The text of the rules is available in English on the website of the patriarchate of Moscow:
> Organization and Working Procedure…
It must be noted, however, that the patriarchate of Antioch has not signed on to the rules endorsed by all the other delegates, in practice holding in reserve the threat of withdrawing from the council and therefore invalidating it without the prior resolution of its dispute with the patriarchate of Jerusalem over its appointment of a metropolitan in Qatar, an appointment judged as illegitimate by Antioch.
But as for the matters to be discussed in the council, a full agreement has been reached on four of the eight preparatory documents.
The documents approved concern:
- the autonomy of the Churches and the manner of proclaiming it;
- the importance of fasting and its observance today;
- relations of the Orthodox Church with the rest of the Christian world;
- the mission of the Orthodox Church in the contemporary world in terms of peace, freedom, and fraternity among peoples.
(With regard to this last point, in Chambésy the patriarchate of Moscow secured the approval of the other Orthodox Churches for its conduct in the crisis in Ukraine).
A fifth document has been approved by everyone except for the patriarchate of Antioch. And it concerns “the sacrament of marriage and its impediments.”
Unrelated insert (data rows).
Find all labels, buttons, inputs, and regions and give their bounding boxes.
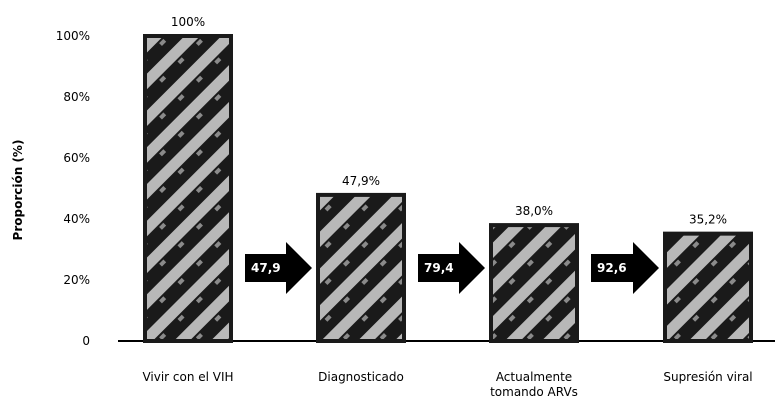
bar-value-label: 100%	[171, 15, 205, 29]
x-category-label: Diagnosticado	[318, 370, 404, 384]
transition-arrow	[245, 242, 312, 294]
plot-area: 0 20% 40% 60% 80% 100% 100% 47,9% 38,0% 35,2% Vivi…	[56, 15, 775, 399]
transition-arrow-label: 47,9	[251, 261, 281, 275]
y-axis-label: Proporción (%)	[11, 140, 25, 241]
bar-value-label: 35,2%	[689, 213, 727, 227]
transition-arrow-label: 79,4	[424, 261, 454, 275]
y-tick-label: 40%	[63, 212, 90, 226]
transition-arrow	[418, 242, 485, 294]
x-category-label: Actualmente tomando ARVs	[490, 370, 578, 399]
bar	[489, 223, 579, 344]
y-tick-label: 100%	[56, 29, 90, 43]
bar	[316, 192, 406, 343]
bar	[143, 34, 233, 343]
bar-value-label: 38,0%	[515, 204, 553, 218]
bar-value-label: 47,9%	[342, 174, 380, 188]
bar	[663, 231, 753, 343]
y-tick-label: 80%	[63, 90, 90, 104]
x-category-label: Vivir con el VIH	[142, 370, 233, 384]
y-tick-label: 0	[82, 334, 90, 348]
x-category-label: Supresión viral	[663, 370, 752, 384]
y-tick-label: 60%	[63, 151, 90, 165]
transition-arrow	[591, 242, 659, 294]
y-tick-label: 20%	[63, 273, 90, 287]
transition-arrow-label: 92,6	[597, 261, 627, 275]
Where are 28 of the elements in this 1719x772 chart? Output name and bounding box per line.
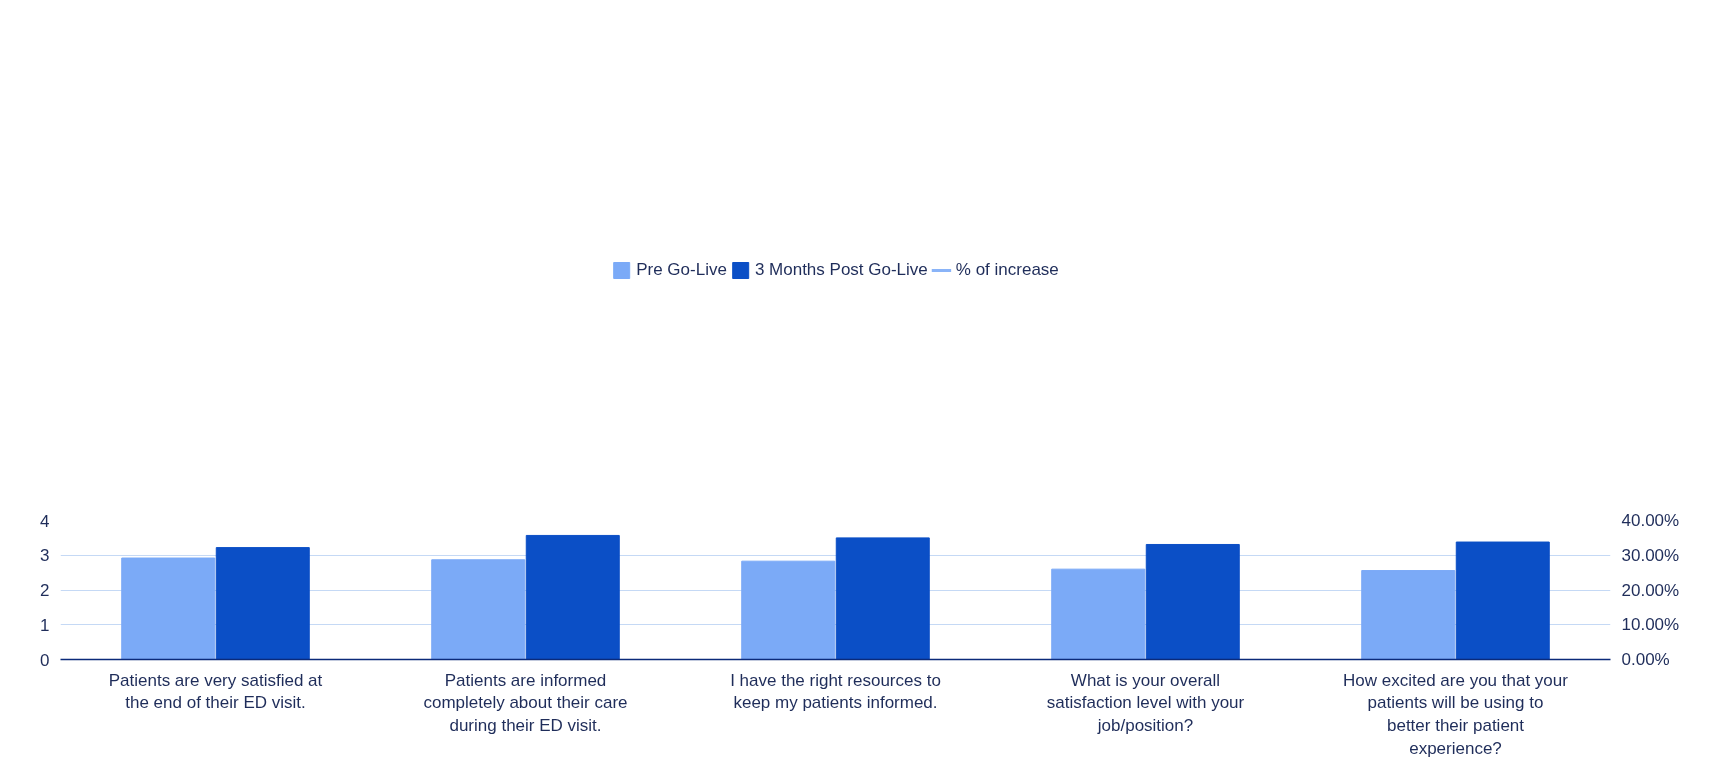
x-tick-label: I have the right resources to keep my patients informed. xyxy=(730,670,941,713)
bar xyxy=(431,559,526,660)
bar xyxy=(1145,543,1240,660)
y2-tick-label: 20.00% xyxy=(1621,580,1680,600)
y-tick-label: 2 xyxy=(40,581,50,600)
x-tick-label: What is your overall satisfaction level with your job/position? xyxy=(1046,670,1245,736)
bar xyxy=(1361,570,1456,660)
x-tick-label: How excited are you that your patients will be using to better their patient experience? xyxy=(1343,670,1569,758)
y-tick-label: 3 xyxy=(40,546,50,566)
y2-tick-label: 10.00% xyxy=(1621,615,1680,635)
bar xyxy=(1051,568,1146,660)
y-tick-label: 1 xyxy=(40,615,50,635)
bar xyxy=(835,537,930,660)
y-tick-label: 0 xyxy=(40,650,50,670)
legend-label: Pre Go-Live xyxy=(636,260,727,280)
legend-label: 3 Months Post Go-Live xyxy=(754,260,928,280)
bar xyxy=(525,534,620,660)
y2-tick-label: 40.00% xyxy=(1621,511,1680,530)
bar xyxy=(1455,541,1550,660)
y2-tick-label: 30.00% xyxy=(1621,545,1680,565)
bar xyxy=(215,547,310,660)
bar xyxy=(741,560,836,660)
x-tick-label: Patients are informed completely about their care during their ED visit. xyxy=(423,670,628,736)
legend-label: % of increase xyxy=(955,260,1059,280)
y2-tick-label: 0.00% xyxy=(1621,650,1670,669)
bar xyxy=(121,557,216,660)
y-tick-label: 4 xyxy=(40,511,50,531)
x-tick-label: Patients are very satisfied at the end of their ED visit. xyxy=(108,670,323,713)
The texts of these five documents are also available in French on the website of the patriarchate of Moscow:
The texts not approved instead concern:
- the autocephaly of the national Churches and a process for implementing it;
- the “diptychs,” meaning the hierarchical organization among the Churches and its recognition in liturgical celebrations;
- the establishment of a common calendar among the Orthodox Churches and prospectively among all the Christian Churches, in particular on the date of Easter.
This last point is one that Moscow patriarch Kirill has said he is particularly opposed to discussing.
The duration of the pan-Orthodox council will be brief, just twelve days. But broad-based interest has emerged in holding more of them, at intervals of five or ten years.
Invitations will be issued - but only for the opening and closing sessions - to representatives of other Christian Churches, following the example of the non-Catholic observers at Vatican Council II. For the Catholic Church, the first invitation will likely go to Cardinal Kurt Koch, president of the pontifical council for Christian unity.
What happens at the pan-Orthodox council will show what kind of new equilibrium will emerge between the two most significant leaders of all Orthodoxy, Kirill and Bartholomew.